Zusammen gehen wir dann in das große Haus und Sia führt mich in die Küche, die mir Liam bereits gezeigt hat. Ich schiebe Sia auf einen der Küchenstühle und suche das Verbandsmaterial heraus nachdem sie mir erzählt hat wo es sich befindet. An dem Wasserhahn befülle ich eine Schüssel mit Wasser und höre aus dem Hintergrund Sia scharf die Luft einziehen. Es gefällt mir nicht, dass sie sich verletzt hat. Aber es ist ein merkwürdiges Gefühl. Nicht so wie wenn sich mein Dad verletzt. Nein, es fühlt sich an als hätte ich mich selbst verletzt.

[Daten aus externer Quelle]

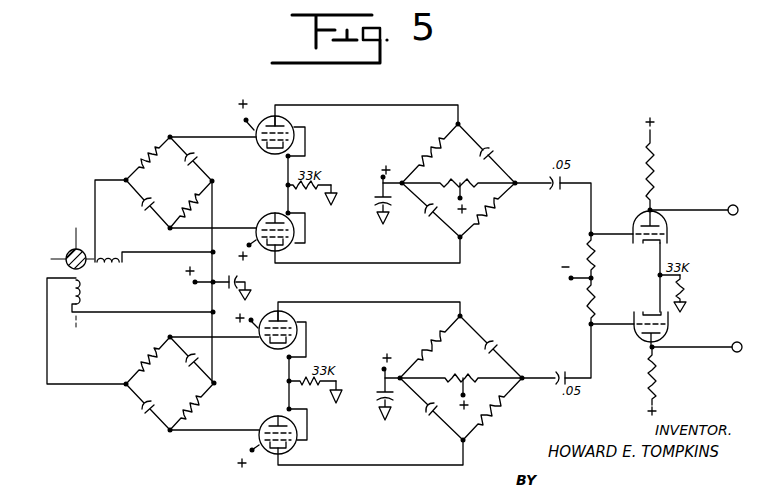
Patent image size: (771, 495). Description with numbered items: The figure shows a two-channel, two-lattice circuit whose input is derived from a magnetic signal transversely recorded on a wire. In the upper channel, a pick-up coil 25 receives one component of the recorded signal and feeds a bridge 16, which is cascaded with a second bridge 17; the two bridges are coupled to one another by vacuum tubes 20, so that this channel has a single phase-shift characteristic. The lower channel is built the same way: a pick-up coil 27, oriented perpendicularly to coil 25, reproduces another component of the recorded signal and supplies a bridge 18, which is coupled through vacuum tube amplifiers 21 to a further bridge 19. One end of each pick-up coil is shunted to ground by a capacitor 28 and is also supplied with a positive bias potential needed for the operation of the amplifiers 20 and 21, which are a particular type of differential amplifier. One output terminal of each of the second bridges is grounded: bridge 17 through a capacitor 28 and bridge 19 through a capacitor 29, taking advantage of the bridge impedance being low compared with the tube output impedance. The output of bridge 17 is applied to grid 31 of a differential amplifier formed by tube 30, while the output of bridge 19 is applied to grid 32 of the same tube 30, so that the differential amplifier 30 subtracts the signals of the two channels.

The bridge 16 is at (156, 167).
The bridge 17 is at (470, 148).
The bridge 18 is at (160, 418).
The bridge 19 is at (503, 386).
The vacuum tubes 20 is at (300, 142).
The vacuum tube amplifiers 21 is at (307, 340).
The pick-up coil 25 is at (117, 266).
The pick-up coil 27 is at (82, 299).
The capacitor 28 is at (238, 275).
The capacitor 29 is at (397, 397).
The differential amplifier tube 30 is at (667, 284).
The grid 31 is at (637, 231).
The grid 32 is at (640, 333).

Mit der Schüssel Wasser, einem sauberen Tuch und dem Verbandsmaterial setze ich mich zu Sia und verarzte die Wunde. Zuerst säubere ich sie, damit sie sich nicht entzündet und verbinde sie anschließend.

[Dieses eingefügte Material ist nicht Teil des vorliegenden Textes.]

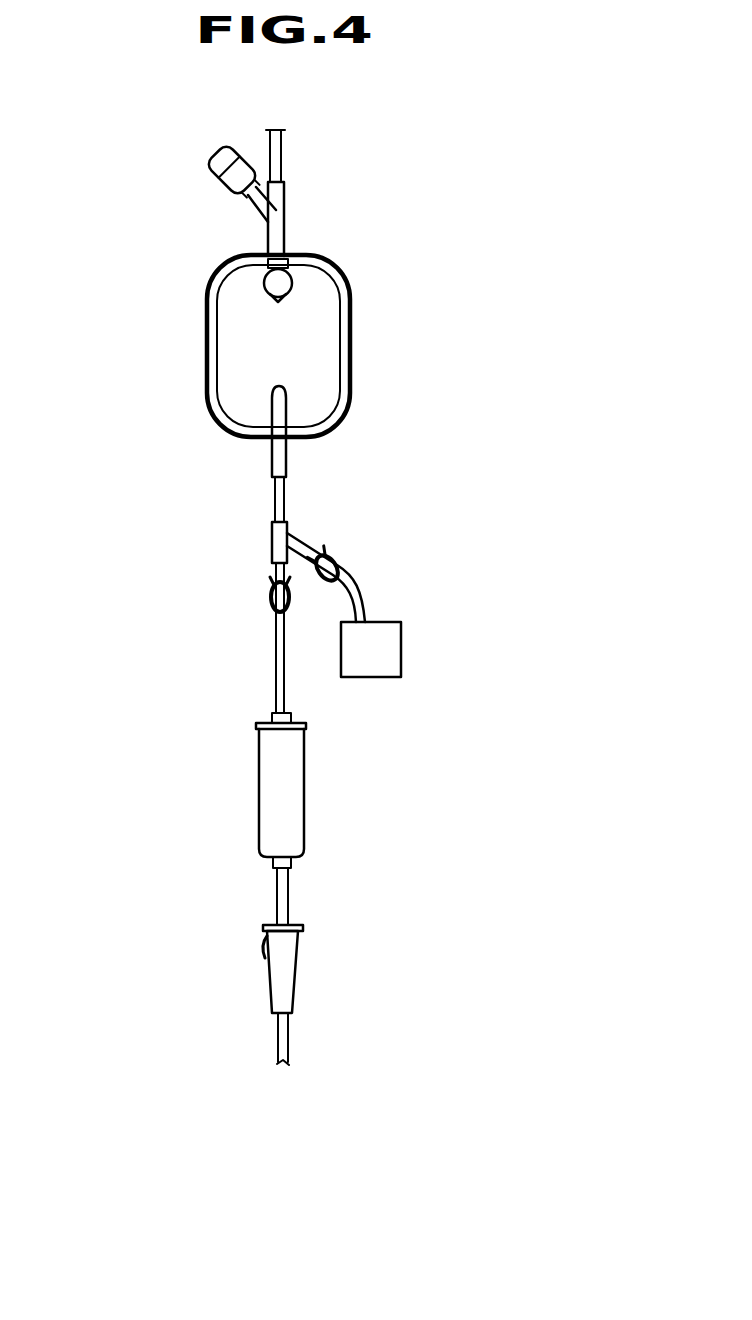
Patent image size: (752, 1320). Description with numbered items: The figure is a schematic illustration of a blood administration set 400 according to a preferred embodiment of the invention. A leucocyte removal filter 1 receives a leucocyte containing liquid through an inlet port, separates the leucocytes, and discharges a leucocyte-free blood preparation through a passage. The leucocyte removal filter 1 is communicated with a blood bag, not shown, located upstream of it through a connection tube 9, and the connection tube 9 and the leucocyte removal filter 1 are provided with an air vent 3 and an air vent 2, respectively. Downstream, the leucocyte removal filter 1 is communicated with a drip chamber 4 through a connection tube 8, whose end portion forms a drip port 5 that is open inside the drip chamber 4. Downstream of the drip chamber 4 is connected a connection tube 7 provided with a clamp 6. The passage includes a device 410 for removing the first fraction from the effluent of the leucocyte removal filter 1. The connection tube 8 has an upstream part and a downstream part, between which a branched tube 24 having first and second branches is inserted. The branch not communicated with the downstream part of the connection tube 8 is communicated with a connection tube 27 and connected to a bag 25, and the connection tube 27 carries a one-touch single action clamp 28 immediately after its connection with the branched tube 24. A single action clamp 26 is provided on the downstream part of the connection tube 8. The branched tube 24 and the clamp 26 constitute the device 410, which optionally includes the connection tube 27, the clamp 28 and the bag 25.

"Ist was passiert? Geht es dir gut Kathy?" fragt ein aufgebrachter Liam und kommt auf mich zu gestürmt.

"Ja ist alles in Ordnung. Sia hat sich nur ein bisschen an der Hand verletzt." antworte ich während ich den Verband befestige und versuche dabei Liams Reaktion zu ignorieren. Erleichtert atmet er aus und streicht mir über den Rücken, was mich kurz unmerklich zusammen schrecken lässt.

"Ja alles wieder okay. Kathy hat sich um mich gekümmert, wie eine richtige Luna." antwortet Sia und zeigt Liam ihre verletzte Hand.

"Luna?" frage ich neugierig und bemerke, wie Liam Sia finster anstarrt.

"Erkläre ich dir ein anderes Mal." antwortet Liam und zieht mich an meiner Hand aus der Küche. Ich höre nur noch, wie mir Sia ein "Dankeschön!" hinterher ruft und werde weiter von Liam nach oben gezogen. Hier war ich noch nicht. Vor einigen Tagen hat er mir nur das untere Stockwerk gezeigt. Aber außer einem langen Gang mit vielen Türen ist nichts zu sehen.

Gerade als ich fragen möchte, was wir hier machen, werde ich auch schon wieder die nächste Treppe hinauf gezogen. Jetzt kommen wir im Dachgeschoss an. Alles sieht genauso aus wie die restlichen zwei Stockwerke. Viel Holz, alte Bilder, große Fenster, Türen die nicht zu der Einrichtung passen aber dennoch so aussehen als würden sie nirgends anders hingehören.

"Wie schon gesagt war es nur ein Vorwand dich hier her zu bringen. Nun möchte ich Zeit mit dir verbringen." sagt Liam einfach gerade raus und zerrt mich sanft in einen der vielen Räume, die sich hinter den etlichen Türen befinden.

Während Liam die Tür wieder schließt, schaue ich mich im Raum um. Zuerst fällt einem dieses große Fenster auf. Es reicht von dem Boden bis unter die Decke und bietet eine herrliche Aussicht auf den tiefgrünen Wald. An der rechten Wand stehen ganz viele Bücherregale mit Büchern aus allen Genren. Geschichtsromane, Sachbücher, bedeutende Werke der Literatur und natürlich die üblichen Klassiker wie Darwins Weltumsegelung. Wenn man sich dann umdreht erkennt man einen schönen schwarzen Flügel in der Ecke, aber irgendwie passt der dort nicht hin. Es ist dunkel, viel zu dicht an der Wand, wo durch sich die Töne nicht richtig entfalten können und außerdem vergeht einem dann die Lust zu spielen. Mir jedoch kribbelt es in den Fingern, da ich schon ewig keine Note mehr gespielt habe. Unsere Nachbarn sind nämlich zur Zeit in Texas und besuchen dort ihre Enkelkinder und weil man aus Blue Wood so schlecht raus kommt, haben sie sich dazu entschieden für einen ganzen Monat weg zu bleiben. Ja ich vermisse es einfach dieses Gefühl von Leidenschaft, das meinen Körper durchfährt, wenn ich die erste Note anschlage. Also überlege ich nicht lange und setze mich auf den rot gepolsterten Hocker vor dem Flügel und beginne ein Lied zu spielen, dass ich mir vor einigen Monaten beigebracht habe. Es ist ein modernes mit vielen zarten aber auch impulsiven Tönen. Ich mag es, wenn diese zwei Komponenten aufeinander treffen. Das verleiht einem Lied so viel Freude, Ausdruck und Leidenschaft.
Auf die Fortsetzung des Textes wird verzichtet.